Of course, that interview dealt with things near and dear to their hearts on the cultural front and mine as well. This is not the best play in the Wilson cycle by a long shot but, as always, there is plenty of food for thought for anyone who has confronted this issue. This is doubly true in the case of Brother Wilson as his work is purposefully structured as an integrated cycle, and as an intensive dramatic look at the black historical experience of the 20th century that has driven a lot of my own above-mentioned political activism.By the time that this review appears I will have already reviewed five of the ten plays in August Wilson's Century cycle. On the first five I believe that I ran out of fulsome praise for his work and particularly for his tightly woven story and dialogue. Slavery times, and Jim Crow times, and de facto segregation times and, unfortunately now, in so-called "post-racial" times demand the preservation of such memory.

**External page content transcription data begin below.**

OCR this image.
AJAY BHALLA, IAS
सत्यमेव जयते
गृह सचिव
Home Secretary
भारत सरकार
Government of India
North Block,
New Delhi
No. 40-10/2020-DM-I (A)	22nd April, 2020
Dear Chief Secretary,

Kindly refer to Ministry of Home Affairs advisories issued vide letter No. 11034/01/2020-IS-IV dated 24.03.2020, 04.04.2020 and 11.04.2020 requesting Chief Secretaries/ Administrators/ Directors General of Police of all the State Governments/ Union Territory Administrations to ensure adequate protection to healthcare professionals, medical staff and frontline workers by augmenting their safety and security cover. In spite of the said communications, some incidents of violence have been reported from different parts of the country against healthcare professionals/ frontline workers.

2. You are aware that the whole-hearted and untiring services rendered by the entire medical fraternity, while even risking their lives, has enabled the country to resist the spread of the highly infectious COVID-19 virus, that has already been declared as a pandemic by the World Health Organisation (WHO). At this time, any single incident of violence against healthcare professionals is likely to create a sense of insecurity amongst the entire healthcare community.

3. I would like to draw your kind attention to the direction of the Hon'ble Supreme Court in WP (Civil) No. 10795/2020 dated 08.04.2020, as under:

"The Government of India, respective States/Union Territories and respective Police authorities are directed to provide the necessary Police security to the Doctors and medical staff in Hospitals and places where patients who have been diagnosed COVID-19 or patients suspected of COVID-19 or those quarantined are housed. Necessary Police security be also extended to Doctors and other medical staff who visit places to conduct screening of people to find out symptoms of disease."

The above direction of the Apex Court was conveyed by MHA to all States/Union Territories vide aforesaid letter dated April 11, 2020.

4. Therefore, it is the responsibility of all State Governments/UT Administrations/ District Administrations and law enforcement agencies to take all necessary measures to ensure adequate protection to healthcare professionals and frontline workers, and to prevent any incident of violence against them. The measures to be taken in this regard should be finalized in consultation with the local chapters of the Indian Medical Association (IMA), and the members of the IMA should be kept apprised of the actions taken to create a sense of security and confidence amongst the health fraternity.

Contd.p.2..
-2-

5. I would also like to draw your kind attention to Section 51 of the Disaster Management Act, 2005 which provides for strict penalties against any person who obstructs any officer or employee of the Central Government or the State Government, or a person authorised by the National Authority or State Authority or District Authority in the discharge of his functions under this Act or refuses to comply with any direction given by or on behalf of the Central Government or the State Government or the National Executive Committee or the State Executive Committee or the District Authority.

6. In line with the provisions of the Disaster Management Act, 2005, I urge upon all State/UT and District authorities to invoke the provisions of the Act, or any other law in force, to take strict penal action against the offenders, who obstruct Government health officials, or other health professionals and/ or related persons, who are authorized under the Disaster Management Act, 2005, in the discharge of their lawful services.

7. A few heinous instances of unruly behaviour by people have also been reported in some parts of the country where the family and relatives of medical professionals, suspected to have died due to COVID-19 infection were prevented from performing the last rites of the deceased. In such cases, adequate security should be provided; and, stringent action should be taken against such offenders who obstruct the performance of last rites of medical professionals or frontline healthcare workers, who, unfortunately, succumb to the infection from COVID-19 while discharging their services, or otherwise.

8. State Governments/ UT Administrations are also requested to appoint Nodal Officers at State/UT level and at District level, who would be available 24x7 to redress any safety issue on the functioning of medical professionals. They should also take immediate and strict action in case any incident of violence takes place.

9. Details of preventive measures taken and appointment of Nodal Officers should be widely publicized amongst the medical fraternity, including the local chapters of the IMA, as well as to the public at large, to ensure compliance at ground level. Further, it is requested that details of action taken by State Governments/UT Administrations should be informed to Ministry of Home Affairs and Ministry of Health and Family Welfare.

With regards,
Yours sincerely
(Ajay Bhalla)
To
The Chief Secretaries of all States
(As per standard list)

'The Piano Lesson' is a play that has to be seen to be fully appreciated. We had the pleasure of seeing director Ed Smith's staging of 'The Piano Lesson' at the Jubilee Theatre in Fort Worth, TX. It's a must-see for any fan of good theater. A fine director and cast finds the energy and humor in August Wilson's Pulitzer Prize-winning 1990 work. It was brilliant - Boy Willie, Wining Boy, Doaker, Lyman - what great characters. August Wilson has created a treasure trove of American originals.

As we expect from a writer of Wilson's caliber, "The Piano Lesson" is full of family tension, careful nuance, buried secrets, and stirring revelations. She makes some interesting points about the difference between reading a play as literature, and seeing it performed on the stage. The Charles family must resolve whether it belongs to them, a monument to loved ones long gone, or whether its monetary value can pave the way to a productive future of ownership on the land where they once were slaves.The fourth play in Wilson's "Century Cycle," and the fifth written, turns on the question of whether it is nobler to honor the past or look to the future. As the last living memory of American slavery gives way to the hurlyburly of the Twentieth Century, the Charles family piano straddles the line between the two. I recommend reading this play as a literary gem and as a great piece of American culture. The threads suddenly wrap up very neatly in a way that feels sudden and unearned.The TCG hardback includes an introduction by Nobel laureate Toni Morrison.

And the conclusion is too abrupt.

The dialog also sings with the stunning passion of African American folk language, in a music comparable to David Mamet, but distinctively Wilson's own.My problem with the play is the second act.

Concise and insightful, Morrison's intro is almost as worth a read as the play itself.This play is of value both as a part of Wilson's magnum opus and as a literary gem in its own right.

Not just a musical instrument, it's a work of visual art.

She's right to say that details which can only be alluded to onstage--such as Lymon's truck or Sutter's ghost--become more real when read off the page.

Act One is unified, tightly structured, and although it appears slow moving, every line of dialog is packed with insight.

But Act Two breaks down into a number of short scenes, looser in structure, at least one of which (II.iv) could probably be removed without damaging the play.

But that value is packed almost entirely into Act One.

But be aware that, like most literature, it is imperfect, and the greatness that creates the play is what makes its shortcomings all the more visible.